Instructor: Claude ("Tweetybird") Andrews (for more information about him, see short bio attached)
Availability: “Tweetybird” is available by prearranged time and place either on base before or after class or at another location as prearranged. His private home-office is located at 147 Hoop Pole Creek, Atlantic Beach and his professional office is located in Tarboro, N. C.
Best method of direct communication: The best way to get in fairly quick touch in “real-time” is through “Tweetybird’s” emergency mental health pager which is 252-407-1485. You may leave a very brief voice mail and if you leave a phone number, leave also the area code. You may also simply dial in your complete number and area code directly. He does have an office phone at his professional office which is Creative Living Associates in Tarboro, N. C. at 252-823-0186; however he is infrequently at this number. He will attempt to return your call as soon as practical. (Caution: he is a “night person, so unless you do not want him calling you real late at night, suggest he may call the next day if for some reason he can not immediately return the call.)
E-mail addresses: email@example.com (personal), firstname.lastname@example.org, or email@example.com. To make sure the e-mail gets to him, send copies to all three addresses.
Consultation hours in regards to class may be arranged by contacting “Tweetybird” in class. He usually will come a little early to class and is willing to stay after class as needed.
Educational Philosophy: The educational philosophy Tweetybird uses in this course is one of inter-activeness based on some stimulus materials that he presents, along with readings, story-telling, student presentations, videos, possible guest speakers and writings. Our learning experience is not only individual, but also group oriented. Everyone contributes and has the opportunity to learn from each other. The student grades are dependent upon mastery of the material and making use of it for life. The student will not be “graded” upon his/her opinion, if well developed, but on how well the student uses the learning experience. There is a lot of reading for this class, so please keep up the reading between classes. Not all material may be directly covered in class presentations, although you will be responsible for the “ring-a-ding-dings.”
Classroom Courtesy and Rules:
1. What goes on in the classroom remains in the classroom. Sometimes in our enthusiasm some people make comments that they really did not mean to say and would not wish them to be revealed beyond the doors of the classroom. Thus, the first rule is that we observe other people’s classroom confidentiality. If a student says something about him/her-self and wishes to repeat it out side of the classroom, that is his/her prerogative.
2. Personal perspectives will be valued. No personal or character attacks are allowed.
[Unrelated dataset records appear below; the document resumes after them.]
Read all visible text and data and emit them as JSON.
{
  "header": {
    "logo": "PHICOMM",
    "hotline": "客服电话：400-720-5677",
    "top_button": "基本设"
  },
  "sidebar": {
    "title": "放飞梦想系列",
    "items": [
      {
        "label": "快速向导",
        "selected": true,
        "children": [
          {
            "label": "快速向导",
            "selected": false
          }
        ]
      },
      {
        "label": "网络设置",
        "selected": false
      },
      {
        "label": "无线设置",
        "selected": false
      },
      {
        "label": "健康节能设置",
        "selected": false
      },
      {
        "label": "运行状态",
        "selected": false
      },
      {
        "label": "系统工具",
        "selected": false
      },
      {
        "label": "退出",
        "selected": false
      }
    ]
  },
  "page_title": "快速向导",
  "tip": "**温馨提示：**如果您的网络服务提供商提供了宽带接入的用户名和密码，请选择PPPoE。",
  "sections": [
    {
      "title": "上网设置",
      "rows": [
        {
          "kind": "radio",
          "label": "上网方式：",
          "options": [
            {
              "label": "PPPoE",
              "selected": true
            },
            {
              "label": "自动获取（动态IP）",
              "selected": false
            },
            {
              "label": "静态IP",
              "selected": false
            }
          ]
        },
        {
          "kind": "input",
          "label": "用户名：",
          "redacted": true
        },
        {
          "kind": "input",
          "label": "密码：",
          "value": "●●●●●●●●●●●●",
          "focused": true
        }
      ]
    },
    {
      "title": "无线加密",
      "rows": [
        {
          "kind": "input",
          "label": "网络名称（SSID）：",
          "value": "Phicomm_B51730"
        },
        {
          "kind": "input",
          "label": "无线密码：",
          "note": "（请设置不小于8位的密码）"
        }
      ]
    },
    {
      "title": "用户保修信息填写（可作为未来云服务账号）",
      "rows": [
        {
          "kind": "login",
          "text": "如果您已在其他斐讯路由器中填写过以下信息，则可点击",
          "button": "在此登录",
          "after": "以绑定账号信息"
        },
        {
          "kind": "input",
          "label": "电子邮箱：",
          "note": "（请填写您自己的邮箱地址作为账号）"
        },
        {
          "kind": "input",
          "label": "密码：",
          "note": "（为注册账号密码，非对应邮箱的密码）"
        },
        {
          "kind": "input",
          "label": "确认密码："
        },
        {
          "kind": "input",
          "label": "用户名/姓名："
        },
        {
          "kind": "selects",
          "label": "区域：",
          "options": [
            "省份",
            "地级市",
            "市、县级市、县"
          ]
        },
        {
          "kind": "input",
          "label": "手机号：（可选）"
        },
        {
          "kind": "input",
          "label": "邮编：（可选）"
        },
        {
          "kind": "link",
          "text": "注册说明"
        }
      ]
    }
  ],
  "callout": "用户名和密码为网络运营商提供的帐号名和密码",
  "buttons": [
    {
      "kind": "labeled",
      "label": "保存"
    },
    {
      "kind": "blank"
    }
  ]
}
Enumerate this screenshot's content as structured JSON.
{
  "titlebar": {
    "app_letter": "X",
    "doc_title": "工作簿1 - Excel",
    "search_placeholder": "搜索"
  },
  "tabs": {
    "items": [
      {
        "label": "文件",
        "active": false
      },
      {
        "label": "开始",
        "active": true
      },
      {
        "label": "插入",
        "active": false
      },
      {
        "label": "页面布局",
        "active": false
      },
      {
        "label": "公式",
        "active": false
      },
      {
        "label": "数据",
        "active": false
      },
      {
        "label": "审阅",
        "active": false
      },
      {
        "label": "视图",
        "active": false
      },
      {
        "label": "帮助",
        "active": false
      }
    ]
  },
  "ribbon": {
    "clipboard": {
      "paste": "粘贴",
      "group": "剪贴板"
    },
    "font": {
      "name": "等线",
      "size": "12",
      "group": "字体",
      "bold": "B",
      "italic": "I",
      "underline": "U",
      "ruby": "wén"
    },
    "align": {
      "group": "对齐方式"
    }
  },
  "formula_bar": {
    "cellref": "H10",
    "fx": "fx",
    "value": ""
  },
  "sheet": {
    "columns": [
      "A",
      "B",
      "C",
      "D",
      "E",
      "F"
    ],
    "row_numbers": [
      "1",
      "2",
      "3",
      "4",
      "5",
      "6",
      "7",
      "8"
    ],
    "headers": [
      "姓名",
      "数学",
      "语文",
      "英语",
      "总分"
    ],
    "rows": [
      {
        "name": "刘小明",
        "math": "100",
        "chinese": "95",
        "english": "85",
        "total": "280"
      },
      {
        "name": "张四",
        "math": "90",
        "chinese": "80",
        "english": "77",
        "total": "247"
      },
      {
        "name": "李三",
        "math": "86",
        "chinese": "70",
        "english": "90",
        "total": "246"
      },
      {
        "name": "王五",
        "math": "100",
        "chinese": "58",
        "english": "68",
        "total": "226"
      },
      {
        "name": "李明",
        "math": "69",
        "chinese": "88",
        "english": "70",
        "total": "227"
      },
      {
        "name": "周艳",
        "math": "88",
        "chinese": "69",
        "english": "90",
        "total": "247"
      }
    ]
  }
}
Any degrading or discriminatory remarks or behaviors to or about the person are not acceptable nor are they conducive to learning. If the issue at hand may be appropriately challenged based upon educational constructs, then that is allowed.
3. All discussions will reflect an exchange of information, experiences, ideas, and opinions.
4. Because of some potential sensitive subject matter, courtesy needs to be maintained in the classroom at all times. From time to time there may be words or expressions used that may appear “offensive” to some, but yet often used by others without intending to “offend. “ Generally, while in class, we will use more “neutral” and academically correct terms.
5. Remember what we learned in kindergarten: talking one at the time, no hitting, no wandering around from our seats, and no private conversations while the class is in session.
Park University Course Description: Human Sexuality is designed as “a survey of topics relating to human sexuality. The themes range from the biology of human reproduction to the sociology and psychology of human mating. Many controversial subjects are discussed to encourage students to examine their own attitudes towards these subjects (pp. 409-410, course description, current Park University Catalog).” There are no suggested prerequisites, although PS 101 might be valuable as a beginning orientation.
In working with the course description above, the intention is that students will be able to demonstrate beginning competency in the following areas:
1. Basic anatomy and physiology of human sexuality
2. Orientation to research methods used to explore and explain human sexuality
3. Psychological, sociological, cultural, and spiritual influences on human sexual behavior, beliefs,
4. Sexual orientation and diversity in sexual expression
5. The development of human sexuality, gender identity and gender roles throughout the life-span
6. Attraction, love, intimacy and communication in human relationships
7. Etiology and treatment of sexually transmitted diseases, sexual dysfunctions, and atypical sexual variations
8. Issues and experiences involved in reproductive sexuality
9. Issues related to forms of sexual coercion
10. Discuss the implications of the differences between sexuality as a moral issue and sexuality as a legal issue
Credit Hours: 3 Semester Hours
Prerequisite: none specified
Text: Hyde, Janet Shibley and Delamater, John D. UNDERSTANDING HUMAN SEXUALITY, Eighth Edition, McGraw-Hill, 2003.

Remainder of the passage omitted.